El último registro visual de Sarah fue capturado por la cámara de seguridad del hotel a las 19:47 horas. La grabación muestra a una mujer de cabello oscuro, vistiendo una camiseta blanca y pantalones cortos azules, saliendo por la puerta principal con una pequeña mochila de día. Según su diario de viaje, que fue recuperado días después en su habitación, tenía intención de visitar el Night Bazaar de Chatuchak antes de cenar cerca de la estación. Pero entre ese punto de partida y la estación de BTS, Sarah Chen desapareció. Las cámaras de seguridad instaladas en los comercios aledaños y en el andén de la estación jamás registraron su presencia. Es como si se hubiera evaporado en el aire húmedo de la noche tailandesa.

El Callejón Que No Aparece en los Mapas

Investigadores posteriores descubrieron algo inquietante: entre el hotel Chakri Palace y la estación de BTS existe una pequeña red de sois y pasajes que no figuran de manera clara en los mapas digitales oficiales. Durante décadas, esa zona fue terreno de vendedores ambulantes, residencias informales y pequeños negocios de dudosa reputación. Un funcionario de la policía de Bangkok, quien pidió anonimato, sugirió que Sarah pudo haberse extraviado en esos callejones durante la noche, pero su explicación careció de solidez: ¿por qué ninguna persona la vio? ¿Por qué no activó su teléfono móvil para pedir ayuda?

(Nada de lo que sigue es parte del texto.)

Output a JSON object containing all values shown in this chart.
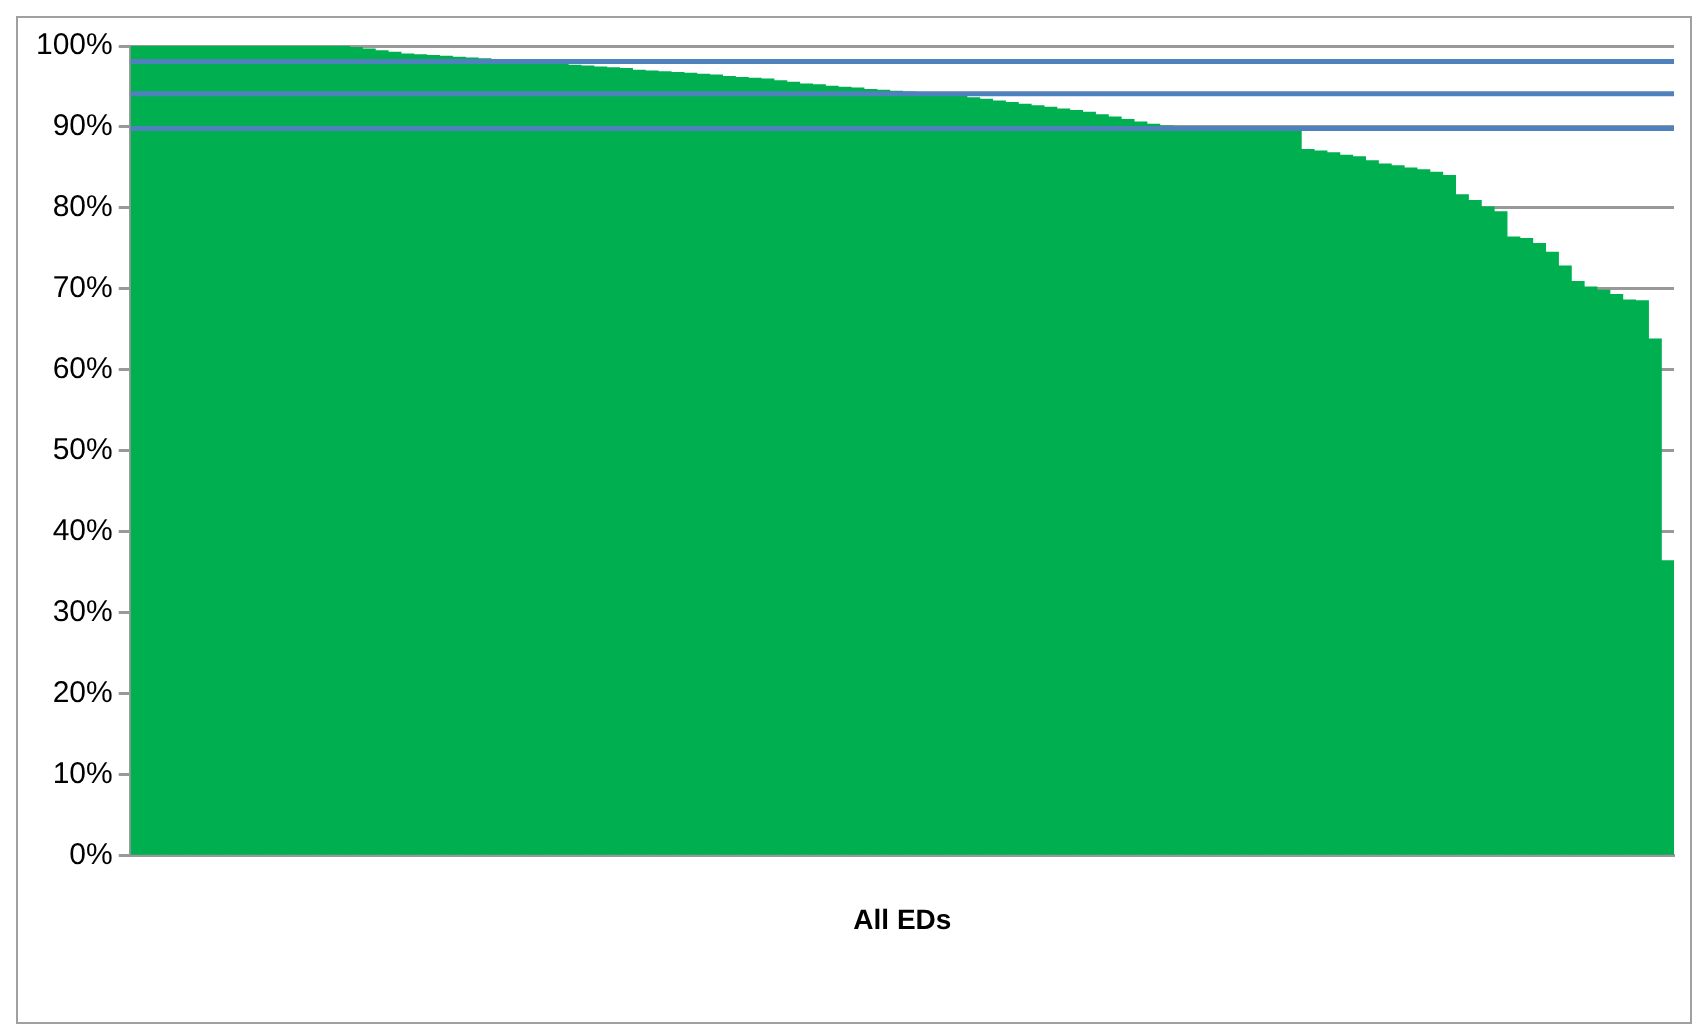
{
  "chart_data": {
    "type": "bar",
    "xlabel": "All EDs",
    "categories": [
      null,
      null,
      null,
      null,
      null,
      null,
      null,
      null,
      null,
      null,
      null,
      null,
      null,
      null,
      null,
      null,
      null,
      null,
      null,
      null,
      null,
      null,
      null,
      null,
      null,
      null,
      null,
      null,
      null,
      null,
      null,
      null,
      null,
      null,
      null,
      null,
      null,
      null,
      null,
      null,
      null,
      null,
      null,
      null,
      null,
      null,
      null,
      null,
      null,
      null,
      null,
      null,
      null,
      null,
      null,
      null,
      null,
      null,
      null,
      null,
      null,
      null,
      null,
      null,
      null,
      null,
      null,
      null,
      null,
      null,
      null,
      null,
      null,
      null,
      null,
      null,
      null,
      null,
      null,
      null,
      null,
      null,
      null,
      null,
      null,
      null,
      null,
      null,
      null,
      null,
      null,
      null,
      null,
      null,
      null,
      null,
      null,
      null,
      null,
      null,
      null,
      null,
      null,
      null,
      null,
      null,
      null,
      null,
      null,
      null,
      null,
      null,
      null,
      null,
      null,
      null,
      null,
      null,
      null,
      null
    ],
    "values": [
      100,
      100,
      100,
      100,
      100,
      100,
      100,
      100,
      100,
      100,
      100,
      100,
      100,
      100,
      100,
      100,
      100,
      99.8,
      99.6,
      99.4,
      99.2,
      99,
      98.9,
      98.8,
      98.7,
      98.6,
      98.5,
      98.4,
      98.3,
      98.2,
      98.1,
      97.9,
      97.8,
      97.7,
      97.6,
      97.5,
      97.4,
      97.3,
      97.2,
      97,
      96.9,
      96.8,
      96.7,
      96.6,
      96.5,
      96.4,
      96.2,
      96.1,
      96,
      95.9,
      95.7,
      95.5,
      95.3,
      95.2,
      95,
      94.9,
      94.8,
      94.6,
      94.5,
      94.4,
      94.3,
      94.2,
      94.1,
      94,
      93.8,
      93.6,
      93.4,
      93.2,
      93,
      92.8,
      92.6,
      92.4,
      92.2,
      92,
      91.8,
      91.5,
      91.2,
      90.9,
      90.6,
      90.3,
      90.1,
      90,
      89.9,
      89.9,
      89.8,
      89.8,
      89.7,
      89.7,
      89.6,
      89.6,
      89.5,
      87.2,
      87,
      86.8,
      86.5,
      86.3,
      85.8,
      85.4,
      85.2,
      84.9,
      84.7,
      84.4,
      84,
      81.6,
      80.9,
      80.1,
      79.5,
      76.4,
      76.2,
      75.6,
      74.5,
      72.8,
      70.9,
      70.2,
      69.8,
      69.3,
      68.6,
      68.5,
      63.8,
      36.4
    ],
    "color": "#00b050",
    "ylim": [
      0,
      100
    ],
    "yticks": [
      {
        "value": 0,
        "label": "0%"
      },
      {
        "value": 10,
        "label": "10%"
      },
      {
        "value": 20,
        "label": "20%"
      },
      {
        "value": 30,
        "label": "30%"
      },
      {
        "value": 40,
        "label": "40%"
      },
      {
        "value": 50,
        "label": "50%"
      },
      {
        "value": 60,
        "label": "60%"
      },
      {
        "value": 70,
        "label": "70%"
      },
      {
        "value": 80,
        "label": "80%"
      },
      {
        "value": 90,
        "label": "90%"
      },
      {
        "value": 100,
        "label": "100%"
      }
    ],
    "grid": "y",
    "legend": false,
    "ref_lines": [
      {
        "axis": "y",
        "value": 98.1,
        "color": "#4f81bd"
      },
      {
        "axis": "y",
        "value": 94.1,
        "color": "#4f81bd"
      },
      {
        "axis": "y",
        "value": 89.8,
        "color": "#4f81bd"
      }
    ]
  }
}
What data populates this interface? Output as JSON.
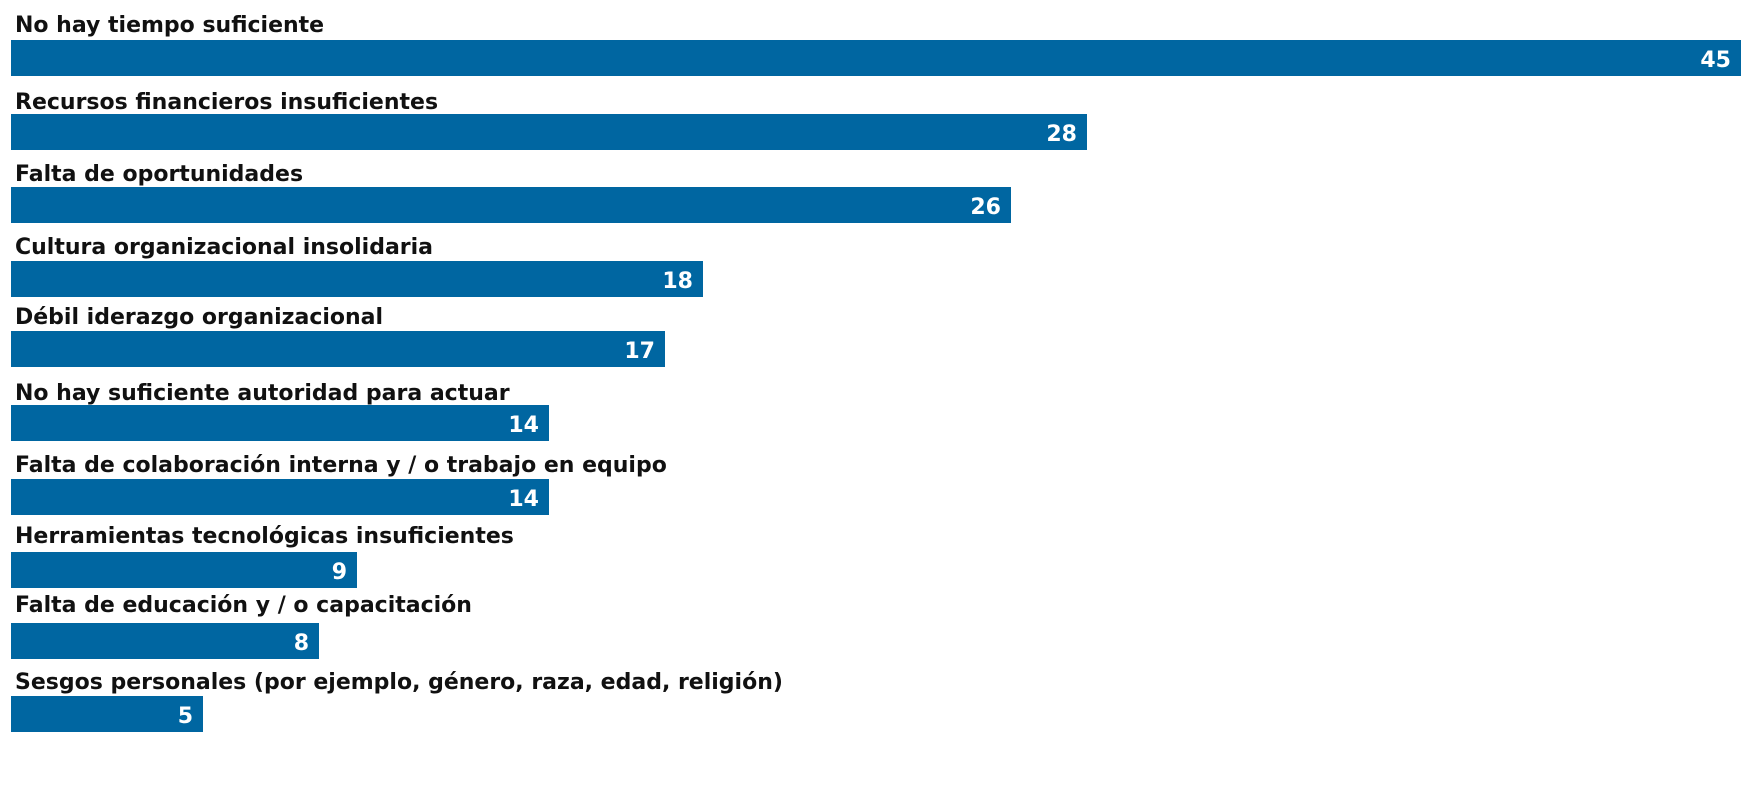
{
  "chart_data": {
    "type": "bar",
    "orientation": "horizontal",
    "categories": [
      "No hay tiempo suficiente",
      "Recursos financieros insuficientes",
      "Falta de oportunidades",
      "Cultura organizacional insolidaria",
      "Débil iderazgo organizacional",
      "No hay suficiente autoridad para actuar",
      "Falta de colaboración interna y / o trabajo en equipo",
      "Herramientas tecnológicas insuficientes",
      "Falta de educación y / o capacitación",
      "Sesgos personales (por ejemplo, género, raza, edad, religión)"
    ],
    "values": [
      45,
      28,
      26,
      18,
      17,
      14,
      14,
      9,
      8,
      5
    ],
    "xlim": [
      0,
      45
    ],
    "grid": false,
    "legend": "none",
    "bar_color": "#0066a1",
    "label_color": "#111111",
    "value_label_color": "#ffffff"
  }
}
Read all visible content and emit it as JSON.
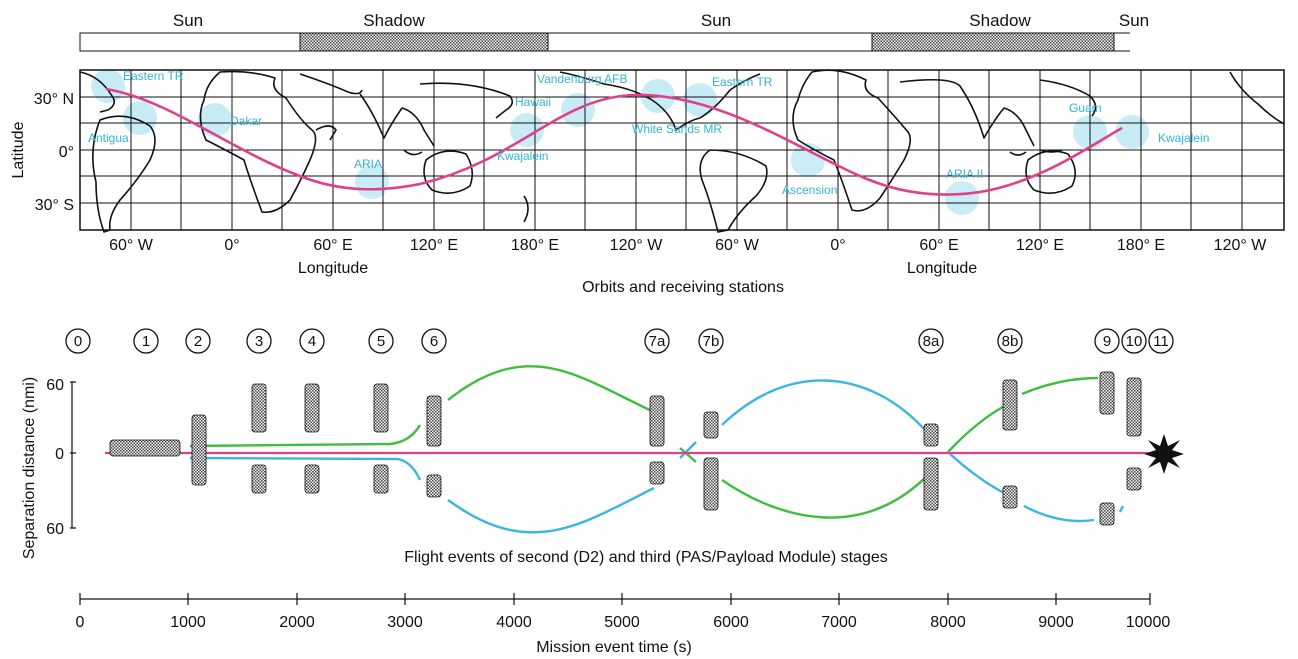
{
  "sun_shadow_bar": {
    "segments": [
      {
        "label": "Sun",
        "kind": "sun"
      },
      {
        "label": "Shadow",
        "kind": "shadow"
      },
      {
        "label": "Sun",
        "kind": "sun"
      },
      {
        "label": "Shadow",
        "kind": "shadow"
      },
      {
        "label": "Sun",
        "kind": "sun"
      }
    ]
  },
  "map": {
    "ylabel": "Latitude",
    "lat_ticks": [
      "30° N",
      "0°",
      "30° S"
    ],
    "lon_ticks": [
      "60° W",
      "0°",
      "60° E",
      "120° E",
      "180° E",
      "120° W",
      "60° W",
      "0°",
      "60° E",
      "120° E",
      "180° E",
      "120° W"
    ],
    "xlabel_left": "Longitude",
    "xlabel_right": "Longitude",
    "caption": "Orbits and receiving stations",
    "stations": [
      "Eastern TR",
      "Antigua",
      "Dakar",
      "ARIA",
      "Kwajalein",
      "Hawaii",
      "Vandenburg AFB",
      "White Sands MR",
      "Eastern TR",
      "Ascension",
      "ARIA II",
      "Guam",
      "Kwajalein"
    ],
    "colors": {
      "orbit": "#e0408a",
      "station": "#33b5d6",
      "coverage": "#bfe9f5"
    }
  },
  "events": {
    "markers": [
      "0",
      "1",
      "2",
      "3",
      "4",
      "5",
      "6",
      "7a",
      "7b",
      "8a",
      "8b",
      "9",
      "10",
      "11"
    ],
    "ylabel": "Separation distance (nmi)",
    "yticks": [
      "60",
      "0",
      "60"
    ],
    "caption": "Flight events of second (D2) and third (PAS/Payload Module) stages",
    "colors": {
      "green": "#3cbf3c",
      "blue": "#3bb6e0",
      "magenta": "#e0408a"
    }
  },
  "time_axis": {
    "ticks": [
      "0",
      "1000",
      "2000",
      "3000",
      "4000",
      "5000",
      "6000",
      "7000",
      "8000",
      "9000",
      "10000"
    ],
    "label": "Mission event time (s)"
  }
}
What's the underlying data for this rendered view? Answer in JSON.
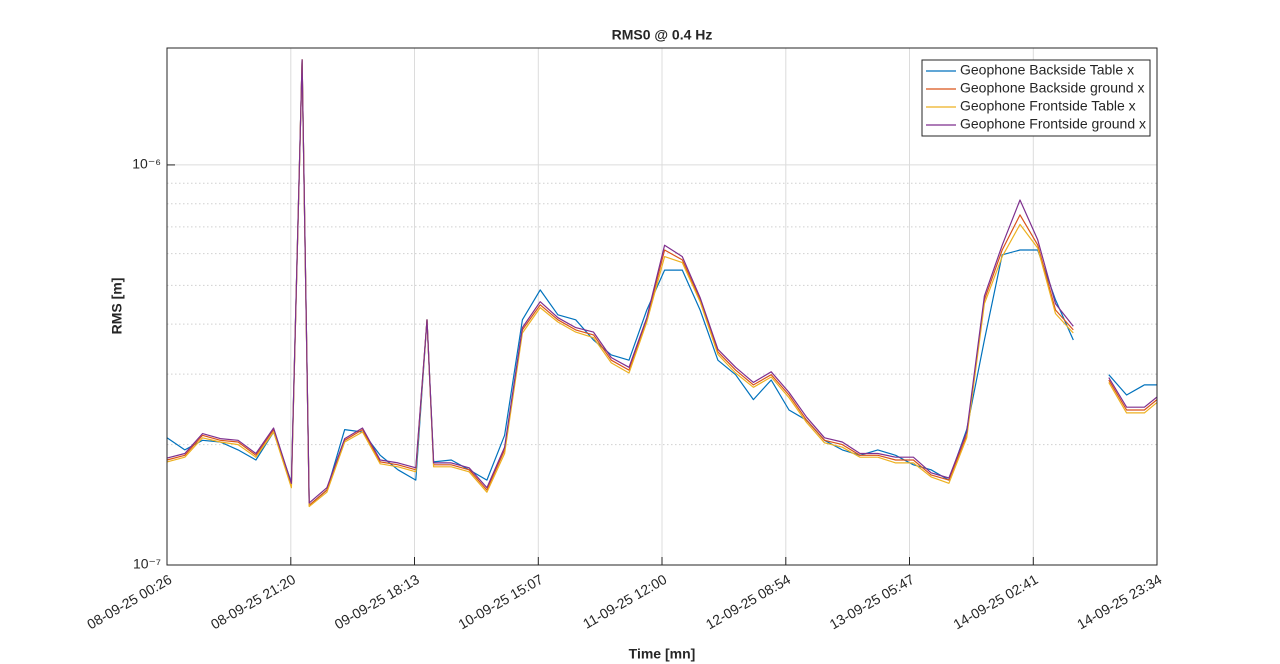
{
  "chart_data": {
    "type": "line",
    "title": "RMS0 @ 0.4 Hz",
    "x_label": "Time [mn]",
    "y_label": "RMS [m]",
    "x": [
      "08-09-25 00:26",
      "08-09-25 03:26",
      "08-09-25 06:26",
      "08-09-25 09:26",
      "08-09-25 12:26",
      "08-09-25 15:26",
      "08-09-25 18:26",
      "08-09-25 21:26",
      "08-09-25 23:14",
      "09-09-25 00:26",
      "09-09-25 03:26",
      "09-09-25 06:26",
      "09-09-25 09:26",
      "09-09-25 12:26",
      "09-09-25 15:26",
      "09-09-25 18:26",
      "09-09-25 20:20",
      "09-09-25 21:26",
      "10-09-25 00:26",
      "10-09-25 03:26",
      "10-09-25 06:26",
      "10-09-25 09:26",
      "10-09-25 12:26",
      "10-09-25 15:26",
      "10-09-25 18:26",
      "10-09-25 21:26",
      "11-09-25 00:26",
      "11-09-25 03:26",
      "11-09-25 06:26",
      "11-09-25 09:26",
      "11-09-25 12:26",
      "11-09-25 15:26",
      "11-09-25 18:26",
      "11-09-25 21:26",
      "12-09-25 00:26",
      "12-09-25 03:26",
      "12-09-25 06:26",
      "12-09-25 09:26",
      "12-09-25 12:26",
      "12-09-25 15:26",
      "12-09-25 18:26",
      "12-09-25 21:26",
      "13-09-25 00:26",
      "13-09-25 03:26",
      "13-09-25 06:26",
      "13-09-25 09:26",
      "13-09-25 12:26",
      "13-09-25 15:26",
      "13-09-25 18:26",
      "13-09-25 21:26",
      "14-09-25 00:26",
      "14-09-25 03:26",
      "14-09-25 06:26",
      "14-09-25 09:26",
      "14-09-25 12:26",
      "14-09-25 15:26",
      "14-09-25 18:26",
      "14-09-25 21:26",
      "14-09-25 23:34"
    ],
    "series": [
      {
        "name": "Geophone Backside Table x",
        "color": "#0072BD",
        "values": [
          2.08e-07,
          1.94e-07,
          2.05e-07,
          2.03e-07,
          1.94e-07,
          1.83e-07,
          2.15e-07,
          1.61e-07,
          1.83e-06,
          1.41e-07,
          1.54e-07,
          2.18e-07,
          2.15e-07,
          1.88e-07,
          1.73e-07,
          1.63e-07,
          4.1e-07,
          1.81e-07,
          1.83e-07,
          1.73e-07,
          1.63e-07,
          2.11e-07,
          4.1e-07,
          4.87e-07,
          4.22e-07,
          4.1e-07,
          3.65e-07,
          3.35e-07,
          3.25e-07,
          4.34e-07,
          5.46e-07,
          5.46e-07,
          4.34e-07,
          3.25e-07,
          2.99e-07,
          2.59e-07,
          2.9e-07,
          2.44e-07,
          2.3e-07,
          2.05e-07,
          1.94e-07,
          1.88e-07,
          1.94e-07,
          1.88e-07,
          1.78e-07,
          1.73e-07,
          1.63e-07,
          2.18e-07,
          3.65e-07,
          5.96e-07,
          6.13e-07,
          6.13e-07,
          4.6e-07,
          3.65e-07,
          null,
          2.99e-07,
          2.66e-07,
          2.82e-07,
          2.82e-07
        ]
      },
      {
        "name": "Geophone Backside ground x",
        "color": "#D95319",
        "values": [
          1.83e-07,
          1.88e-07,
          2.11e-07,
          2.05e-07,
          2.03e-07,
          1.88e-07,
          2.18e-07,
          1.58e-07,
          1.83e-06,
          1.41e-07,
          1.54e-07,
          2.05e-07,
          2.18e-07,
          1.81e-07,
          1.78e-07,
          1.73e-07,
          4.1e-07,
          1.78e-07,
          1.78e-07,
          1.73e-07,
          1.54e-07,
          1.94e-07,
          3.87e-07,
          4.47e-07,
          4.1e-07,
          3.87e-07,
          3.76e-07,
          3.25e-07,
          3.07e-07,
          4.1e-07,
          6.13e-07,
          5.79e-07,
          4.6e-07,
          3.41e-07,
          3.07e-07,
          2.82e-07,
          2.99e-07,
          2.66e-07,
          2.3e-07,
          2.05e-07,
          2e-07,
          1.88e-07,
          1.88e-07,
          1.83e-07,
          1.83e-07,
          1.68e-07,
          1.63e-07,
          2.11e-07,
          4.6e-07,
          6.13e-07,
          7.5e-07,
          6.31e-07,
          4.34e-07,
          3.87e-07,
          null,
          2.9e-07,
          2.44e-07,
          2.44e-07,
          2.59e-07
        ]
      },
      {
        "name": "Geophone Frontside Table x",
        "color": "#EDB120",
        "values": [
          1.81e-07,
          1.86e-07,
          2.08e-07,
          2.03e-07,
          2e-07,
          1.86e-07,
          2.15e-07,
          1.56e-07,
          1.83e-06,
          1.4e-07,
          1.52e-07,
          2.03e-07,
          2.15e-07,
          1.79e-07,
          1.76e-07,
          1.71e-07,
          4.1e-07,
          1.76e-07,
          1.76e-07,
          1.71e-07,
          1.52e-07,
          1.9e-07,
          3.8e-07,
          4.4e-07,
          4.05e-07,
          3.82e-07,
          3.7e-07,
          3.2e-07,
          3.02e-07,
          4.05e-07,
          5.9e-07,
          5.7e-07,
          4.55e-07,
          3.36e-07,
          3.02e-07,
          2.78e-07,
          2.95e-07,
          2.62e-07,
          2.27e-07,
          2.02e-07,
          1.97e-07,
          1.86e-07,
          1.86e-07,
          1.8e-07,
          1.8e-07,
          1.66e-07,
          1.6e-07,
          2.08e-07,
          4.5e-07,
          5.9e-07,
          7.1e-07,
          6.2e-07,
          4.25e-07,
          3.8e-07,
          null,
          2.86e-07,
          2.4e-07,
          2.4e-07,
          2.55e-07
        ]
      },
      {
        "name": "Geophone Frontside ground x",
        "color": "#7E2F8E",
        "values": [
          1.85e-07,
          1.9e-07,
          2.13e-07,
          2.07e-07,
          2.05e-07,
          1.9e-07,
          2.2e-07,
          1.6e-07,
          1.83e-06,
          1.43e-07,
          1.56e-07,
          2.07e-07,
          2.2e-07,
          1.83e-07,
          1.8e-07,
          1.75e-07,
          4.1e-07,
          1.8e-07,
          1.8e-07,
          1.75e-07,
          1.56e-07,
          1.97e-07,
          3.92e-07,
          4.55e-07,
          4.15e-07,
          3.92e-07,
          3.82e-07,
          3.3e-07,
          3.12e-07,
          4.15e-07,
          6.3e-07,
          5.9e-07,
          4.66e-07,
          3.46e-07,
          3.12e-07,
          2.86e-07,
          3.04e-07,
          2.7e-07,
          2.34e-07,
          2.08e-07,
          2.03e-07,
          1.9e-07,
          1.9e-07,
          1.86e-07,
          1.86e-07,
          1.7e-07,
          1.65e-07,
          2.15e-07,
          4.7e-07,
          6.3e-07,
          8.17e-07,
          6.5e-07,
          4.5e-07,
          3.95e-07,
          null,
          2.94e-07,
          2.48e-07,
          2.48e-07,
          2.63e-07
        ]
      }
    ],
    "xlim": [
      "08-09-25 00:26",
      "14-09-25 23:34"
    ],
    "xticks": [
      "08-09-25 00:26",
      "08-09-25 21:20",
      "09-09-25 18:13",
      "10-09-25 15:07",
      "11-09-25 12:00",
      "12-09-25 08:54",
      "13-09-25 05:47",
      "14-09-25 02:41",
      "14-09-25 23:34"
    ],
    "ylim": [
      1e-07,
      1.96e-06
    ],
    "yticks": [
      {
        "value": 1e-07,
        "label": "10⁻⁷"
      },
      {
        "value": 1e-06,
        "label": "10⁻⁶"
      }
    ],
    "log_y": true,
    "grid": true,
    "minor_grid": true,
    "legend": "northeast"
  }
}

Su celular fue hallado en la habitación del hotel junto a su pasaporte y dinero.

Los familiares de Sarah iniciaron una campaña internacional de búsqueda que se prolongó durante meses. Se repartieron carteles en los mercados nocturnos, se publicaron en grupos de viajeros en redes sociales, se contactó a embajadas. Nada. El único hallazgo relevante ocurrió tres semanas después, cuando un trabajador de limpieza encontró una pulsera de tela roja con caracteres tailandeses en un contenedor de basura cercano a la Soi 39. La pulsera coincidía con una que aparecía en una fotografía de Sarah tomada en su primer día en la ciudad. Pero ¿cómo llegó allí? ¿La perdió voluntariamente o fue plantada por alguien que deseaba jugar con la angustia?

Hoy, el caso de Sarah Chen sigue archivado sin cierre. Su foto amarillenta cuelga en tableros de algunos hostales de mochileros, compartida entre historias de advertencia. Los residentes locales evitan hablar del tema. Algunos turistas que frecuentan la Soi 39 reportan, casi en susurros, haber escuchado voces de mujer en esos callejones después de la medianoche, llamando por ayuda en inglés. Pero Bangkok es una ciudad de ocho millones de voces. ¿Quién puede estar seguro de lo que realmente escuchó?